While difficult to predict accurately, Morningstar forecasts relatively flat global demand for met coal—Aurizon's most important commodity—as China's investment spending tapers off and as it starts recycling more scrap steel. Higher cost supply is likely to come under pressure but as a relatively low-cost producer, met coal volumes exported from Australia should be relatively flat, given cost advantages from high-quality mines and short distances to port.

Australia is one of the largest exporters of coal in the world, accounting for around a third of global coal exports. It has a dominant share of the global met coal export market, which is sourced mostly from Queensland, where Aurizon owns the rail track and is the leading hauler. Met coal is an important ingredient in steelmaking, but is not required if scrap steel is recycled in electric arc furnaces. Thus, the main drivers of demand are global steel demand and the availability of scrap steel. Australia is also a major exporter of thermal coal, which is used in electricity production, sourced mainly from New South Wales.

About half of group EBIT comes from Aurizon's Queensland rail track network, known as the Central Queensland Coal Network. The CQCN is an open-access regulated monopoly, which cannot be replicated. While this is an impenetrable barrier to entry, pricing is set by the regulator, negating most monopoly benefits. Aurizon's rail haulage division is the largest user of the CQCN, but it must allow other above-rail operators access, in accordance with access undertakings approved by the Queensland Competition Authority.

Tariffs adjust for changes in volumes to ensure CQCN earns a fair return, meaning tariffs would increase to offset lower volumes in an industry downturn. This structure makes earnings defensive, but only to a point. Should conditions deteriorate and major mines start closing, tariffs for remaining mines increase to offset the fall in volumes transported over the rail network, pushing the remaining mines up the cost curve and making them less economically viable.

In this situation, rather than increasing tariffs and potentially causing a downward spiral for the coal miners, we'd expect the regulator to write down the value of Aurizon's network, thereby reducing the amount Aurizon can charge. The rail network is essential infrastructure for the Queensland coal mining industry, and the industry is highly important to Queensland for the royalties, taxes, and employment it provides. Still, this scenario would only play out in a severe and prolonged downturn, and this is not our base case.

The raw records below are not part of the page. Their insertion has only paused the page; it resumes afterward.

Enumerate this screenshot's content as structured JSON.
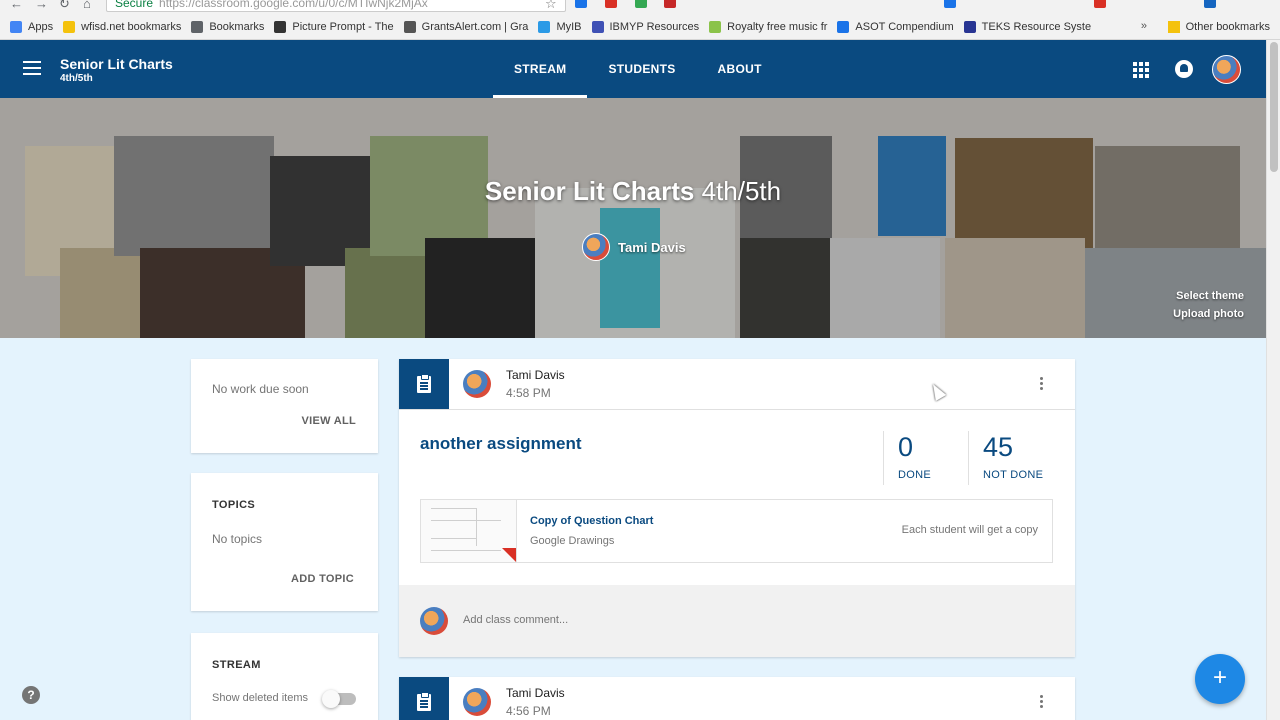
{
  "browser": {
    "secure_label": "Secure",
    "url": "https://classroom.google.com/u/0/c/MTIwNjk2MjAx",
    "bookmarks": [
      {
        "label": "Apps",
        "color": "#4285f4"
      },
      {
        "label": "wfisd.net bookmarks",
        "color": "#f4c20d"
      },
      {
        "label": "Bookmarks",
        "color": "#5f6368"
      },
      {
        "label": "Picture Prompt - The",
        "color": "#333333"
      },
      {
        "label": "GrantsAlert.com | Gra",
        "color": "#555555"
      },
      {
        "label": "MyIB",
        "color": "#2b9ae6"
      },
      {
        "label": "IBMYP Resources",
        "color": "#3f51b5"
      },
      {
        "label": "Royalty free music fr",
        "color": "#8bc34a"
      },
      {
        "label": "ASOT Compendium",
        "color": "#1a73e8"
      },
      {
        "label": "TEKS Resource Syste",
        "color": "#283593"
      }
    ],
    "other_bookmarks": "Other bookmarks"
  },
  "header": {
    "class_name": "Senior Lit Charts",
    "section": "4th/5th",
    "tabs": [
      {
        "label": "STREAM",
        "active": true
      },
      {
        "label": "STUDENTS",
        "active": false
      },
      {
        "label": "ABOUT",
        "active": false
      }
    ]
  },
  "banner": {
    "title": "Senior Lit Charts",
    "section": "4th/5th",
    "teacher": "Tami Davis",
    "select_theme": "Select theme",
    "upload_photo": "Upload photo"
  },
  "sidebar": {
    "upcoming": {
      "message": "No work due soon",
      "action": "VIEW ALL"
    },
    "topics": {
      "heading": "TOPICS",
      "message": "No topics",
      "action": "ADD TOPIC"
    },
    "stream": {
      "heading": "STREAM",
      "toggle_label": "Show deleted items",
      "toggle_on": false
    }
  },
  "posts": [
    {
      "author": "Tami Davis",
      "time": "4:58 PM",
      "title": "another assignment",
      "done_count": "0",
      "done_label": "DONE",
      "not_done_count": "45",
      "not_done_label": "NOT DONE",
      "attachment": {
        "title": "Copy of Question Chart",
        "type": "Google Drawings",
        "note": "Each student will get a copy"
      },
      "comment_placeholder": "Add class comment..."
    },
    {
      "author": "Tami Davis",
      "time": "4:56 PM"
    }
  ],
  "colors": {
    "primary": "#0a4a80",
    "fab": "#1e88e5",
    "page_bg": "#e4f3fd"
  }
}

Close to 40% of earnings before interest and taxes (“EBIT”) comes from coal rail-haulage, which operates with few competitors. Aurizon is the larger of the two major competitors in the Australian east coast coal supply chain, which is the country’s largest coal-producing region. Its main customers are major global miners, with high-quality coal mines.

Coal is transported mainly from mine to port for export, with minor amounts of coal delivered from mine to domestic coal-fired power generators. Aurizon was the incumbent coal hauler in Queensland and Pacific National was the incumbent in NSW, but both have been encouraged by customers to enter each other's markets in the past decade to engender competition. Limited competition also comes from the smaller in-house rail-haulage operations of major miners, which have been developed to add competitive pricing tension during contract negotiations.

The firm's main focus is on growing the non-coal bulk haulage business, which currently contributes about 15% of group EBIT. This division mainly transports iron ore, alumina/bauxite, metal concentrates, and grain.

Aurizon's ESG risk is insufficient to impact its moat rating.